Non Sequitur shook his head slowly and left the table.
“Totally not twenty-three,” Gracias said.
“I am too!”
“Ambition was a superhero who was active during most of the eighties and into the early nineties,” Nonsensica explained. “He was in Chicago, and he was just about the only hero so far who had any success.”
“What was his power?”
“Oh, it was awesome,” Gracias chimed in. “He had this gun, right? Except it didn’t fire bullets, or anything else, really. He used to put in a clip of… What did he call it?”
“Ambunition,” Chloroplast said.
“Right, right. Ambunition,” Gracias said, clapping his hands once.
“So good. Great name,” Nonsensica admired with a knowing nod.
“And when he pulled the trigger, whatever he needed to do, he had limitless drive to get done. He’d enter this trance, sort of, and he had one hundred percent focus on whatever needed doing. He could run faster and longer. He had that mother-lifting-a-minivan-off-of-her-trapped-child-level strength. It was great.”
“Shouldn’t he have been called Dedication or something like that?”
“Then he couldn’t have called it ambunition,” Nonsensica said flatly. “Besides, the name was perfect, because no one had more ambition than him. And he inspired others to his level. He was my idol. He rescued hostages, he solved murders with the cops, everything.”
“What happened to him?”
“Went out the way all great heroes should. In battle with a villain as bad as he was good. A guy named Hay Fever. He had the ability to cause severe sneezing fits in others, as long as one of these little tokens he made was nearby.”

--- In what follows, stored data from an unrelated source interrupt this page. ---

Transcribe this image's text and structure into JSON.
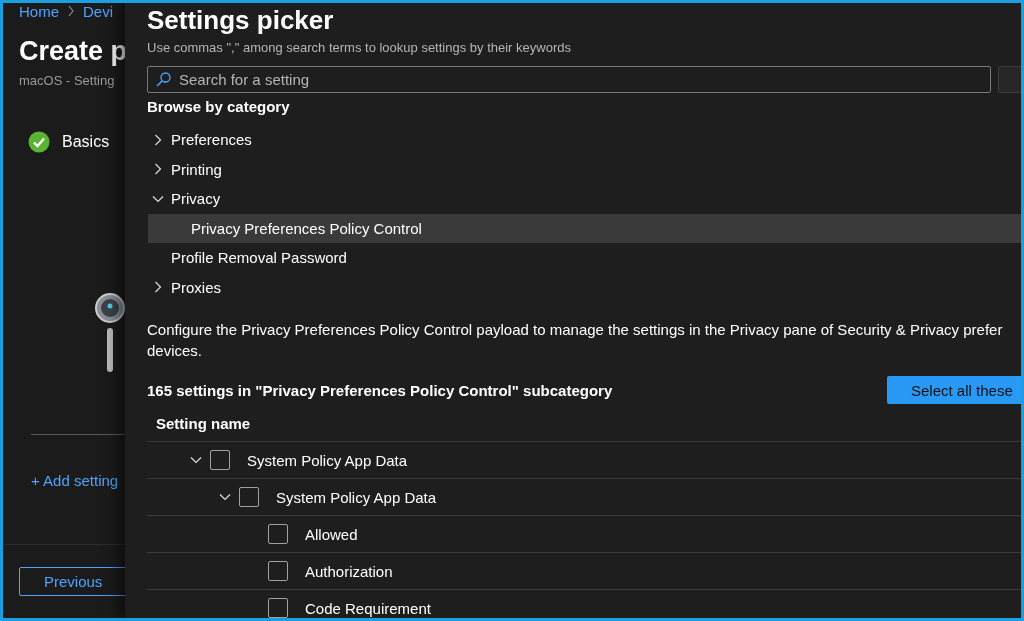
{
  "background_page": {
    "breadcrumb": [
      "Home",
      "Devi"
    ],
    "title": "Create p",
    "subtitle": "macOS - Setting",
    "steps": [
      {
        "label": "Basics",
        "done": true
      }
    ],
    "add_link": "+ Add setting",
    "previous_button": "Previous"
  },
  "picker": {
    "title": "Settings picker",
    "hint": "Use commas \",\" among search terms to lookup settings by their keywords",
    "search": {
      "placeholder": "Search for a setting"
    },
    "browse_heading": "Browse by category",
    "categories": [
      {
        "label": "Preferences",
        "kind": "folder",
        "expanded": false,
        "selected": false
      },
      {
        "label": "Printing",
        "kind": "folder",
        "expanded": false,
        "selected": false
      },
      {
        "label": "Privacy",
        "kind": "folder",
        "expanded": true,
        "selected": false,
        "children": [
          {
            "label": "Privacy Preferences Policy Control",
            "kind": "leaf",
            "selected": true
          }
        ]
      },
      {
        "label": "Profile Removal Password",
        "kind": "leaf",
        "selected": false
      },
      {
        "label": "Proxies",
        "kind": "folder",
        "expanded": false,
        "selected": false
      }
    ],
    "description": [
      "Configure the Privacy Preferences Policy Control payload to manage the settings in the Privacy pane of Security & Privacy prefer",
      "devices."
    ],
    "count": "165 settings in \"Privacy Preferences Policy Control\" subcategory",
    "select_all_button": "Select all these",
    "table": {
      "columns": [
        "Setting name"
      ],
      "rows": [
        {
          "label": "System Policy App Data",
          "checked": false,
          "expanded": true,
          "children": [
            {
              "label": "System Policy App Data",
              "checked": false,
              "expanded": true,
              "children": [
                {
                  "label": "Allowed",
                  "checked": false
                },
                {
                  "label": "Authorization",
                  "checked": false
                },
                {
                  "label": "Code Requirement",
                  "checked": false
                }
              ]
            }
          ]
        }
      ]
    }
  }
}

“That sounds pretty weak as powers go.”
“You should know better than to say something like that. It all comes down to how you use it. Hay Fever would sneak one into a bank and cause everybody to sneeze while he just walked in and walked out with money. They were too busy sneezing to hit the alarm or try to stop him or anything. Eventually he moved up to sneaking one into the cockpit of a plane and threatened to make the whole flight crew sneeze nonstop until the thing crashed. Ambition managed to track him down, there was an epic battle, but his clip of ambunition ran dry willing himself not to sneeze, and finally Hay Fever managed to shoot him. Ambition died, but the fight stalled Hay Fever long enough for the plane to land and the police to get close enough to bring him in.”
“Saved all of those lives, got the bad guy, and went out in a blaze of glory. If I’m gonna go, I want to go like that,” Gracias said.
“And you don’t find a hero like that by searching for the best soldier,” Nonsensica said.
“Darn right,” said The Number. “I mean, all soldiers are heroes. But not all heroes are soldiers. If you want the best of the best, sometimes you’re going to have to look beyond the hut-two-three-four stuff.”
“To get beyond the hut-two-three-four stuff, you have to make it past the hut-two-three-four stuff.” The comment came in a commanding, almost robotic four part harmony courtesy of Omnivox. Despite his seat at the other table, his voice carried as if it was all around them. “There aren’t three of you who could cut it as a normal soldier. How do you expect to cut it as a super-soldier?”
“You’re one to talk. I haven’t seen you put your powers to good use even once,” Nonsensica said. “But they are familiar.”
“He has superior skills,” Primadonna said, standing up and strutting toward the less successful group. “We all are the best at what we do.”
“Listen, missy. If you think you’re a better dancer, then bring it on,” The Number said, marching up to her.